The project analyzes the urls in the tweets over the time and the themes which are extracted during the twitris project.

Challenges

During the course of project there were a lot of challenges faced, few of which were dealt with and few are kept are further work. The first and foremost challenge was with the regex which is used to extract the urls. This still has a lot of scope for improvement. The urls in the tweets are typed in many ways and informally. The informal urls are not easy for extractions and there are a lot just tweeted for fun where the hosts does not exists. Filtering the Urls is also a challenge yet to be solved.

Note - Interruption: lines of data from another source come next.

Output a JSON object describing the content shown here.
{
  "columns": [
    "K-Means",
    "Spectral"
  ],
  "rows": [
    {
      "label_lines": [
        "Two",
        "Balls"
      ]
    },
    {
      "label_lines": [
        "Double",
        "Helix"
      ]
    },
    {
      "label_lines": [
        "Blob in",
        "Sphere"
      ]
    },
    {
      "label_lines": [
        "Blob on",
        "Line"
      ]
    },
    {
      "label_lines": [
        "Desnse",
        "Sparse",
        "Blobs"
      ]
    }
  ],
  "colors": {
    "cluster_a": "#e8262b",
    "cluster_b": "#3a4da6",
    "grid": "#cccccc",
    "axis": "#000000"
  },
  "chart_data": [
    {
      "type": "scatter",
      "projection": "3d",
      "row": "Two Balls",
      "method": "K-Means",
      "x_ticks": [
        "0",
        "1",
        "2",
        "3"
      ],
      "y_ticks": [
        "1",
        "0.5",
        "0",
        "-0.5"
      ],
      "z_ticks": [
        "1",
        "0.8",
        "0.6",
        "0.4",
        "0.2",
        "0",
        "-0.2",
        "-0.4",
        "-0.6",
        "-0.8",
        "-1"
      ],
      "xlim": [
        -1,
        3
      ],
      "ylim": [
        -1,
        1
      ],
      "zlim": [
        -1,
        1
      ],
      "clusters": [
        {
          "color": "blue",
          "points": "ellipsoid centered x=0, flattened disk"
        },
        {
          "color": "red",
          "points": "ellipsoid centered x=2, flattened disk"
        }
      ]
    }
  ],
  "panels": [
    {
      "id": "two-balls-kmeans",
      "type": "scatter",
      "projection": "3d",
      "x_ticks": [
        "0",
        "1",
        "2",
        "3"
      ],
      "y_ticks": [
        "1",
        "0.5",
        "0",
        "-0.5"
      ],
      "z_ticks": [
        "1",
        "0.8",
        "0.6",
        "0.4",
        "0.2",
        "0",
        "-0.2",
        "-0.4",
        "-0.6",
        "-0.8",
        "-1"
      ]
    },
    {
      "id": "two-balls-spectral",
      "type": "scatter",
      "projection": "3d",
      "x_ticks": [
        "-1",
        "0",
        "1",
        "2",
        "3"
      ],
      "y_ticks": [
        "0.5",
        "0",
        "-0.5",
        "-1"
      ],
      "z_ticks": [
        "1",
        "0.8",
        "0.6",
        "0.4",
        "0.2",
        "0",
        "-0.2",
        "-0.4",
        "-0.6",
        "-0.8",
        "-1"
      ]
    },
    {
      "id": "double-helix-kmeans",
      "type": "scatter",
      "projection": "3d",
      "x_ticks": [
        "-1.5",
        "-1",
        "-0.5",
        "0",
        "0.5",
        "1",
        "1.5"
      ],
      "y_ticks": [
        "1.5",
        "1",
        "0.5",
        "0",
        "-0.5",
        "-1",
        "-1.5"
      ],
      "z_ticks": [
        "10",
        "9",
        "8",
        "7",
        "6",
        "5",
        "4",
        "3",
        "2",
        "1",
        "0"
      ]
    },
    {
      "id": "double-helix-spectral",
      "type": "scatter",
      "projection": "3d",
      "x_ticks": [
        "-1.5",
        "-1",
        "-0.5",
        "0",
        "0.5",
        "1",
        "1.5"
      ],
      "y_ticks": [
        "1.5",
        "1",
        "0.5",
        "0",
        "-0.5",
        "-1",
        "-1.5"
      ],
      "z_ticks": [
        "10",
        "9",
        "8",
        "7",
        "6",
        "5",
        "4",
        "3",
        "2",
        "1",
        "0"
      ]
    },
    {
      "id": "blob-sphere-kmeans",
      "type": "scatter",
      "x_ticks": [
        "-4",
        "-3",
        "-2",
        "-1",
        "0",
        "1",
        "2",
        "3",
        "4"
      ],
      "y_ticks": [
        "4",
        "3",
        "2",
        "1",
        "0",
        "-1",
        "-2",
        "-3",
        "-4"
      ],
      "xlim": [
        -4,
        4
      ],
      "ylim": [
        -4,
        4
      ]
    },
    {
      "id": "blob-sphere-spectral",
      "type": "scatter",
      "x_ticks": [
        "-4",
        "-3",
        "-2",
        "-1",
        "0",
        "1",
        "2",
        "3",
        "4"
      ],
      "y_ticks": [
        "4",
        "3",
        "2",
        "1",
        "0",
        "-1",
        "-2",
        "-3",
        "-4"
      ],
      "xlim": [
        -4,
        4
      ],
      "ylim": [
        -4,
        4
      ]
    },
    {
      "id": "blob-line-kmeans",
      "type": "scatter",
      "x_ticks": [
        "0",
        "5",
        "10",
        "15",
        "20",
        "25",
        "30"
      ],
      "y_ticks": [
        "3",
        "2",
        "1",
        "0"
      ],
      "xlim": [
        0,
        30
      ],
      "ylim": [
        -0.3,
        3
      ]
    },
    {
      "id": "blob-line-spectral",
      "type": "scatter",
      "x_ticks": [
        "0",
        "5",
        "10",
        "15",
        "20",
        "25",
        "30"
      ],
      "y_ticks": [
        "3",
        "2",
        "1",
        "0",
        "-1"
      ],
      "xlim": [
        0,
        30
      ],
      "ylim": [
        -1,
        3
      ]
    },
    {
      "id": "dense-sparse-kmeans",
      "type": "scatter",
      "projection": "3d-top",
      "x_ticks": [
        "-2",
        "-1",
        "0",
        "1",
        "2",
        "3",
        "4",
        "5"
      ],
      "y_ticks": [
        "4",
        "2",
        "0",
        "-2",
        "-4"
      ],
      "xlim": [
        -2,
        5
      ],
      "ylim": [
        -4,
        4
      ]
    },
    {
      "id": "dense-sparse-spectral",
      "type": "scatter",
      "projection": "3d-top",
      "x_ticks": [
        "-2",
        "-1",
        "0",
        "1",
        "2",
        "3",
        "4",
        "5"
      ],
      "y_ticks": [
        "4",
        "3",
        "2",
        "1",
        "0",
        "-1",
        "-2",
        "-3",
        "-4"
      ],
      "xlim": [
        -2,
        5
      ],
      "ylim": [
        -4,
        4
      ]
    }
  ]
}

Once the urls are extracted, The urls had to be recognized as long or short. There are a lot of services to shorten the url but no global service to do the vice versa. The Extraction code was also implemented on hadoop for better performance.

Contributions

UrlExtraction

The twiris data was used for extracting the urls. Regex is used to extract and this is still under the scope for improvement. Since the users type urls in various forms the regex wont provide a 100 percent accuracy.

UrlResolving

The resolver takes the urls extracted and verifies whether the url is short or long. If short it sends a htttp request to the short service domain which then sends a response which is a redirect. The location attribute of the response gives the original url which is then stored in the DB

FrontEnd

The front end is done using HTML, CSS, XML and Java Script. The Timeline javascript is used to show our analysis. We found similie timeline by mit to be most suitable displaying our analysis. The similie timeline takes an XML as the input and providing a graph on the Web page.

BackEnd

The back ends has an architecture comprising a layer which connects and queries the DB and another layer of the servlets which forms an interface to the frontend. It takes the requests from the front end, calls the Db connector for the data and responses by xml. Four servlet classes are used for different purposes.

Status

Week 1

Programming Language:Java

  • Extracting the Urls from the tweets - Done
  • Recognizing the short/tiny Urls and transforming it into the long Urls. - Done

Week 2

Programming Language:Java

  • Creating a table for the Urls and the tweets to store the urls - Done
  • Analysing the urls with the presently available themes - Done

Week 3

Languages: Sql, Java(Servlets), JavaScript(Jquery), HTML, XML

  • Queries for performing the related operations
  • Working around with the Timeline javascript to integrate with the project

Week 4

  • Integrating the code to show the desired results

Future work

  • 1. Make sure the Url is not short by checking it recursively
  • 2. Themes-Entity extraction from the tweets rather than using the present available themes
  • 3. Provisions in the DB to know the popularity of the url at that particular theme.